Being few in number, the engineering minderelles within each virus will work together to rapidly and efficiently adapt to changes in their hosts and in the surroundings outside their hosts. Furthermore, we should expect viruses to be as highly animated as any of the living creatures we see every day. When RNA or DNA alterations are needed, the proteins of the virus will use sub-thermodynamic processes to make the desired changes.

For viruses with spikes, sub-thermodynamic processes will be used to make these spikes intentionally maneuverable, so a virus primary may use its spikes aggressively or for locomotion purposes. To increase its capabilities, the virus primary will store as much potential energy as possible in geometry locks prior to engaging with a cell.

In the end, we should treat any organized body of matter made up of amino acids and proteins as our equals in consciousness and intelligence. Basically, if our engineers can think up ways that a particular microorganism could gain advantage, we should expect that the engineering proteins within the microorganism have arrived at the same findings.

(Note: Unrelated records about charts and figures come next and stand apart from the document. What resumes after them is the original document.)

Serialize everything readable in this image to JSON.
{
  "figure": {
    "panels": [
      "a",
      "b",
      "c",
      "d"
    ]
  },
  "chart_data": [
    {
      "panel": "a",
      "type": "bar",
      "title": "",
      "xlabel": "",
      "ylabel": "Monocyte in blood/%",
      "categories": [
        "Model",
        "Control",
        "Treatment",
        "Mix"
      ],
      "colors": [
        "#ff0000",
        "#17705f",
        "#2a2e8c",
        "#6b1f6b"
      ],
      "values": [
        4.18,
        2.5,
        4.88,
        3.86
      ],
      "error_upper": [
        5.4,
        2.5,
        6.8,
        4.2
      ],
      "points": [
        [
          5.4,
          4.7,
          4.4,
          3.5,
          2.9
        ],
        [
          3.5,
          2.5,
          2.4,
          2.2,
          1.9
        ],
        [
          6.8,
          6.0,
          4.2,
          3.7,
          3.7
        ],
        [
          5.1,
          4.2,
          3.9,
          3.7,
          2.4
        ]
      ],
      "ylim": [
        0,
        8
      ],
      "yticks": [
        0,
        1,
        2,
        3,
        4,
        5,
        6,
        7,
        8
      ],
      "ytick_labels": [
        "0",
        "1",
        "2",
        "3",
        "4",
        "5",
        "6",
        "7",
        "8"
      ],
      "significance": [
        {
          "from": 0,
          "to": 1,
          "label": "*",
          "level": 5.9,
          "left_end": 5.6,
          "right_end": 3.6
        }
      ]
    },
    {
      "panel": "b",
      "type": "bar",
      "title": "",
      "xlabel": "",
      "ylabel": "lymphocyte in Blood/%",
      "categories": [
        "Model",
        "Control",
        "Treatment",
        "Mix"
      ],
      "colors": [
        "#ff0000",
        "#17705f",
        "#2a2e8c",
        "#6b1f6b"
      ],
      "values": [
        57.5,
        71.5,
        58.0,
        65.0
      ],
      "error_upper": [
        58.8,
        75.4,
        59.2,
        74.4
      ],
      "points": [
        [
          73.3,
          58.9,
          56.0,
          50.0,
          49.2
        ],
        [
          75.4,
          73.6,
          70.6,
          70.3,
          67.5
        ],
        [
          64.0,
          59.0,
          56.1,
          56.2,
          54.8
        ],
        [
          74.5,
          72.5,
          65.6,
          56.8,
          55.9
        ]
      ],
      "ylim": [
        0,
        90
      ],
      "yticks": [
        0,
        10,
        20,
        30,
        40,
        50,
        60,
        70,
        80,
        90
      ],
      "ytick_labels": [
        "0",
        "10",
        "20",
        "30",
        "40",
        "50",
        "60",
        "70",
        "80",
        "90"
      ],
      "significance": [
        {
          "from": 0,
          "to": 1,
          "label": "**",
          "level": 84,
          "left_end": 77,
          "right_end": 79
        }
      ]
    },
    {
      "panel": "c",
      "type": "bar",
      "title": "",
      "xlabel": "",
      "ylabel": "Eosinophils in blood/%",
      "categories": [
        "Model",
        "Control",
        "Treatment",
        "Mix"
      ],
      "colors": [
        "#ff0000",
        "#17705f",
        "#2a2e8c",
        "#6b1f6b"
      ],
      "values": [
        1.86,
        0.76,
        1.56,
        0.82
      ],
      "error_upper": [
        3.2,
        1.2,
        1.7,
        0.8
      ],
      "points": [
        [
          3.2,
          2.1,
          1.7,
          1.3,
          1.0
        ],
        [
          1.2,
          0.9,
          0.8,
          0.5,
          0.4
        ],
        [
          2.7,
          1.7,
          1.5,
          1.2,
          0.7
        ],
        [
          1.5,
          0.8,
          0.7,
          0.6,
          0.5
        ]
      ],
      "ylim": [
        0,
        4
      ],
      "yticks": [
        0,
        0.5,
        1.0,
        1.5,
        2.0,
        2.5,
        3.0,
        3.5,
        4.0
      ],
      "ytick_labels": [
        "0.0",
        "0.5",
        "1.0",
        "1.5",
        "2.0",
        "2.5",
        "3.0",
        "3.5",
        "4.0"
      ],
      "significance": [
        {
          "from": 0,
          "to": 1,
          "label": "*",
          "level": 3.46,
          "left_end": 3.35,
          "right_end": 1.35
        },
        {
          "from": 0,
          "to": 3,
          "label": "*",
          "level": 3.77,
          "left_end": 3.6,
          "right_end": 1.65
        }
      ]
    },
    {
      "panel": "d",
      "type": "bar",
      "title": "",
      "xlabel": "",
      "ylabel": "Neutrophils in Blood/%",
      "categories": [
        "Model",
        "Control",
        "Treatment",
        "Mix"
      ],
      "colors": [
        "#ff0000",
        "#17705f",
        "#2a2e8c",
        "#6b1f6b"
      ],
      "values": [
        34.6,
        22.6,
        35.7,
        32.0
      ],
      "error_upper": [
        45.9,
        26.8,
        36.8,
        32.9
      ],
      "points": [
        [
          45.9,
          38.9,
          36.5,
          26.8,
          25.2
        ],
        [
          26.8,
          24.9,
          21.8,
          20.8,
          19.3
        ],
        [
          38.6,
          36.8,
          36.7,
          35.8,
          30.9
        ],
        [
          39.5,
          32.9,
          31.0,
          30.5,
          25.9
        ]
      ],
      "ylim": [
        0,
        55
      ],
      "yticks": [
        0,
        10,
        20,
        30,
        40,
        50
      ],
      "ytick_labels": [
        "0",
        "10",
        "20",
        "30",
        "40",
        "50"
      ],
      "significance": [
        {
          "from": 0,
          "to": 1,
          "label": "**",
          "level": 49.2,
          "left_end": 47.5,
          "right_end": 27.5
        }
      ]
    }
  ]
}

Neurons and Oligodendrocytes

If information is passed from neuron to neuron by intelligent messengers, then what would be the purpose of the electrical impulses, or action potentials, that travel along the axons of neurons?

We first note the uncanny resemblance between neuronal axons with the oligodendrocyte processes attached and the multi-input logic gates found in electronic circuits. If these brain circuits are acting as logic gates, then when a correct subset of the attached oligodendrocytes has signaled the axon, and when other criteria are met within the neuron, the neuron would trigger an action potential. This electrical impulse would then serve as a timing signal for all the oligodendrocytes attached to the axon. All the attached oligodendrocytes would now relay this timing event to the axons of other distant neurons. In other words, data processing would be handled by the neurons in a vertical direction while synchronization would be handled by the oligodendrocytes in the lateral direction. In this way, laterally distant neuronal activities could be kept synchronized so that ultimately, the actions of distant muscle groups could be coordinated for complex operations such as speech.